When Amelia Averitt arrived at the Columbia Department of Biomedical Informatics (DBMI) to begin her PhD journey, she had clear ambitions about what she wanted to get out of her five-year journey.
She had traveled paths that were close to the one she would soon embark upon. Averitt earned her MPH in Biostatistics and Epidemiology at the Columbia University Mailman School of Public Health. At this point, however, she felt that her practice failed to utilize the big-data and computational methods that could clearly advance biomedical knowledge. She studied computer science as well, but that training didn’t allow her to impact the healthcare field.
When she arrived at DBMI, Averitt possessed both the foundation and the intention to work on translating biomedical data into actionable knowledge through machine learning and data science.
Her first project centered on the Noisy-Or Risk Allocation (NORA) model, a multivariate latent variable model that supports high-throughput attributable risk estimation.
“[NORA] is a probabilistic model that lets you estimate attributable risks, which are the excess risks of an outcome that are attributable to an exposure,” Averitt says. “For example, if you have a whole population of people who have heart failure and you remove one exposure, many of those people would no longer have heart failure, the impact of removing that exposure is the attributable risk. It’s an interesting way to rationalize when and where to intervene upon health problems.”

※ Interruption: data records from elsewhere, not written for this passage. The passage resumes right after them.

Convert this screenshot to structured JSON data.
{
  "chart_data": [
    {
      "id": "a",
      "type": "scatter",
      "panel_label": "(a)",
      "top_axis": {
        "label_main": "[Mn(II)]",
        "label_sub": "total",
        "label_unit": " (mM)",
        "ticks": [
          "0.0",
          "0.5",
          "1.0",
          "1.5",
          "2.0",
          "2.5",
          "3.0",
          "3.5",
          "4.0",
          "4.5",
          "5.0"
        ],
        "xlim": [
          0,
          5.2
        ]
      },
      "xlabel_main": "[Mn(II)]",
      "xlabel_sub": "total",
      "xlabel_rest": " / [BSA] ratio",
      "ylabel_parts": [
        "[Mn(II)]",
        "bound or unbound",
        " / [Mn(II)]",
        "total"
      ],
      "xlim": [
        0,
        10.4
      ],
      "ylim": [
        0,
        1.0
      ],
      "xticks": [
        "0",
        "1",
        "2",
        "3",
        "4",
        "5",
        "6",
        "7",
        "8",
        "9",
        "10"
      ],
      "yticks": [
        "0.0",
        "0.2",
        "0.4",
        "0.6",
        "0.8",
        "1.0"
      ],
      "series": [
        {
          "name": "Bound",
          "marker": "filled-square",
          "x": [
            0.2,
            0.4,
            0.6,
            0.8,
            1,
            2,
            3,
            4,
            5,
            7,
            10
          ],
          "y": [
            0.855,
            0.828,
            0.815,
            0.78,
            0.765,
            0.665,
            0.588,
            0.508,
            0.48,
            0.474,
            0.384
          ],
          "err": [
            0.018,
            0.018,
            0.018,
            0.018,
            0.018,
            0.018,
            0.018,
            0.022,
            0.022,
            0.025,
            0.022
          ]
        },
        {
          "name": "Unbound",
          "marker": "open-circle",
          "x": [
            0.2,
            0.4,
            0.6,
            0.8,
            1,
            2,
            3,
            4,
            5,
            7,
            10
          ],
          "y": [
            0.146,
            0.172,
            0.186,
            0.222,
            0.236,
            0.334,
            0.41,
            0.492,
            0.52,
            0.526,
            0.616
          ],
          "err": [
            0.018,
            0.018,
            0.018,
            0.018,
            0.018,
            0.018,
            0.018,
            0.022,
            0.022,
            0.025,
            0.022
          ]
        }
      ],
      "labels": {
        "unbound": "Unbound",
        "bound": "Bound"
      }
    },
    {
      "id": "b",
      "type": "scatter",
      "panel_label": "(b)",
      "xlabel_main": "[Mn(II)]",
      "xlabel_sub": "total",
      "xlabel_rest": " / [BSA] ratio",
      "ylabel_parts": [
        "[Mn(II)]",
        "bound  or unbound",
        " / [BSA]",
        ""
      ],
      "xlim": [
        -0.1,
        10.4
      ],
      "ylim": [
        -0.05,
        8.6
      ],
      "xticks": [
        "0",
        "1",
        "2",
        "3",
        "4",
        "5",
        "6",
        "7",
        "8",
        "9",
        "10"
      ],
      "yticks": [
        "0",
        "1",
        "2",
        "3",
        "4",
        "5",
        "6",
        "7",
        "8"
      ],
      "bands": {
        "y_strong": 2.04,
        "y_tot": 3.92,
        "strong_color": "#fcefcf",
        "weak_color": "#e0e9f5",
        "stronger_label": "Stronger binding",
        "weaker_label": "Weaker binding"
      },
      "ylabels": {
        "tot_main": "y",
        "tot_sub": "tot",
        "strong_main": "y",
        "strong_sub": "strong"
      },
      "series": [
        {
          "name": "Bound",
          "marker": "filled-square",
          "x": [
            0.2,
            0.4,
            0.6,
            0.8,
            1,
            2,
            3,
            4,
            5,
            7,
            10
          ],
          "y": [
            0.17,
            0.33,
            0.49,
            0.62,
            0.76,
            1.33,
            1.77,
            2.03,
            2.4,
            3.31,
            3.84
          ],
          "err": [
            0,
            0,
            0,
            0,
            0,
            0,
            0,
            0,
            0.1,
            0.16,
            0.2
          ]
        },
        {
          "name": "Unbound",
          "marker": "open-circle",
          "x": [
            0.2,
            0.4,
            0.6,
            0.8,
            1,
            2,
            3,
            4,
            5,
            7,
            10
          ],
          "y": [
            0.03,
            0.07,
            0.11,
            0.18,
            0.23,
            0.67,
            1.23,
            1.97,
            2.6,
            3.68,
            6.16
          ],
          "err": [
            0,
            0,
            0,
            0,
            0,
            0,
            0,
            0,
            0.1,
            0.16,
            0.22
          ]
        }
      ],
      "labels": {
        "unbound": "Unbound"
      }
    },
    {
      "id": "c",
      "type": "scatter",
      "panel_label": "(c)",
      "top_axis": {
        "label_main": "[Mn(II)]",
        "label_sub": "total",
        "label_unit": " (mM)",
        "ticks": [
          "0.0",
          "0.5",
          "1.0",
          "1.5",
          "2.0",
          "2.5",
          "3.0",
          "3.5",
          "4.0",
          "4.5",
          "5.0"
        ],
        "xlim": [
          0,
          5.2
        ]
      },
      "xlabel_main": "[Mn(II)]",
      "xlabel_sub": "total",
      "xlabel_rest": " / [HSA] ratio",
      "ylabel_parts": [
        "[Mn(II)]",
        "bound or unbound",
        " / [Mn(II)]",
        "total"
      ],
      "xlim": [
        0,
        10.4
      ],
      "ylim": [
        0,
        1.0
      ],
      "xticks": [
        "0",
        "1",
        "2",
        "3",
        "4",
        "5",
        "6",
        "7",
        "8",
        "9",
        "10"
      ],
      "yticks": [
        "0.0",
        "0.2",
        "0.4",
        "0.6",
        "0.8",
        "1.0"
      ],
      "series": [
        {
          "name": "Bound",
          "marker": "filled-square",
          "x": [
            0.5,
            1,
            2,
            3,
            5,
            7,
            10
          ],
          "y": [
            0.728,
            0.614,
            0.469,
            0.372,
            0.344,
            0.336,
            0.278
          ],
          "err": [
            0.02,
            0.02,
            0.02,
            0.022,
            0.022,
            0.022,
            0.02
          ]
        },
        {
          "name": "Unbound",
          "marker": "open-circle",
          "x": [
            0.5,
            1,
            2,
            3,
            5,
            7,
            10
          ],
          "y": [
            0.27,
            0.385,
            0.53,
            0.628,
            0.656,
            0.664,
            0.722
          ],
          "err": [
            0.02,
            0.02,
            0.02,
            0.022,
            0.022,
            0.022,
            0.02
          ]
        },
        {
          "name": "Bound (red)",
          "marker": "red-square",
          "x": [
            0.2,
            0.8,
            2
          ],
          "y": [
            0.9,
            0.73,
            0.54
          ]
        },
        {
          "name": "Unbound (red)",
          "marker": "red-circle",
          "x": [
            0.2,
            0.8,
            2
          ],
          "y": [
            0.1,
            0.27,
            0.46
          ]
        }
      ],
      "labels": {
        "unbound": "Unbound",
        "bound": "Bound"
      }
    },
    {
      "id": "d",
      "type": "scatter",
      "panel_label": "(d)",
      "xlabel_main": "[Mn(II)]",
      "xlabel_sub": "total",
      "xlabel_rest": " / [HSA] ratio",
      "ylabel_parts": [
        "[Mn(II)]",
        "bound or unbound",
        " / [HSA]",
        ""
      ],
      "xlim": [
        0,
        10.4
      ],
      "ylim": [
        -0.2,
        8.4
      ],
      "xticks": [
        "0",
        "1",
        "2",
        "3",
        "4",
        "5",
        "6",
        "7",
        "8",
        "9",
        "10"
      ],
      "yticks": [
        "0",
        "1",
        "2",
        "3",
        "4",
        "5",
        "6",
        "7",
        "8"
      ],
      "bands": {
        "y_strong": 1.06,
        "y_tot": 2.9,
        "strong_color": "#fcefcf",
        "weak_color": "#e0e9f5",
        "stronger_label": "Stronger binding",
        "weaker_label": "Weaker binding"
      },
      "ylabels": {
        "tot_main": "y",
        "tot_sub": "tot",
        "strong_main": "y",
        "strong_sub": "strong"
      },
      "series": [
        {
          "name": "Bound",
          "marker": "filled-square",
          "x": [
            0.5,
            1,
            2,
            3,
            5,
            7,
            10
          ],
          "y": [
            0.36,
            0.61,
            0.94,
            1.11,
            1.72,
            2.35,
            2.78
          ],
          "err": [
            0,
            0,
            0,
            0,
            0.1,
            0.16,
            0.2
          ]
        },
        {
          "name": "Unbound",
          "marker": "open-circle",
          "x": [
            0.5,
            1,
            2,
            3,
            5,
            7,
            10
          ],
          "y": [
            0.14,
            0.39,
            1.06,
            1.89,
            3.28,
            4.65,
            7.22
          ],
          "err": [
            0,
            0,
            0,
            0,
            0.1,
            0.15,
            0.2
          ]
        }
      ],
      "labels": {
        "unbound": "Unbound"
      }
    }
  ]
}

The traditional method of building a causal graph to make this type of assessment is not feasible with the amount of observational data available in the EHR. The NORA model allows for trust that the data — for both the individual and the population — isn’t biased by unseen factors and allows for proper evaluation and decision-making throughout healthcare.
This type of work would be central to Averitt’s time at DBMI, and would ultimately become part of her dissertation, which was entitled “Machine Learning Methods for Causal Inference with Observational Biomedical Data.” Her focus was to investigate how observational data can be used to support causal inference, and the dissertations included two methods she developed to support the generation of causal knowledge: NORA and the Counterfactual Chi-GAN.
The former earned Best Poster Presentation honors at the 2018 NLM Informatics Training Conference, while the latter was presented at the 2019 OHDSI Symposium and was honored as the Top Methodological Contribution at the event (pictured, right).
You can watch her full dissertation presentation here.
While Averitt is rightfully proud of both contributions to the field, she remains most proud of simply being welcomed to the DBMI program, and pushing herself throughout it.
“Just being accepted to the program was a moving experience,” she says. “I knew I wanted to go to Columbia because this was the program that was right for what I wanted to do. I’m proud of myself for taking on things that I had never done before, and maybe things people didn’t think I could do. I did it, and it makes me feel like I can do anything now.”
Having a supportive advisor who would allow Averitt to follow her own path was a critical first step, and she found that person in Adler Perotte, MD, MA. Beyond support, the two figured the rest of the journey together, since one was pursuing a PhD for the first time, and the other was experiencing the advisor role for the first time.
“Amelia is my first Ph.D. student, and it has been wonderful having her in the lab,” says Perotte, an assistant professor and 2012 Columbia DBMI MA graduate. “Her enthusiasm for her work made it a pleasure to tackle technically interesting and clinically meaningful topics on causal inference in medicine. We worked on identifying natural experiments in observational data and methods for assessing attributable risk. These studies will lay a solid foundation for future work in this area.”
Her immediate future work will come as Manager of Clinical Informatics at the Regeneron Genetics Center, where she will work continue to work on building and analyzing cohorts. She will work with Michael Cantor, a former postdoc from DBMI.
While machine learning and causal inference have been Averitt’s primary focus, she believes that the breadth of research taking place within the department had a powerful impact.
“I didn’t have an appreciation for how broad the department’s focus was,” she says. “When I got here and the blinders came off, I saw this range of informatics applications that I hadn’t really considered before. People working in a public-health capacity, people working to make interventions tailored to individuals through different outcomes, etc. It was all so interesting, and I hadn’t really thought of it before.
“The landscape in which we exist is so broad,” Averitt adds. “I’ve been doing this research for 10 years, and I still feel like I’ve only scratched the surface. DBMI is a wonderful environment to help you see the breadth of research that is possible, and that could encourage you to go the route that is most interesting to you, but it also just makes you more educated scientist.”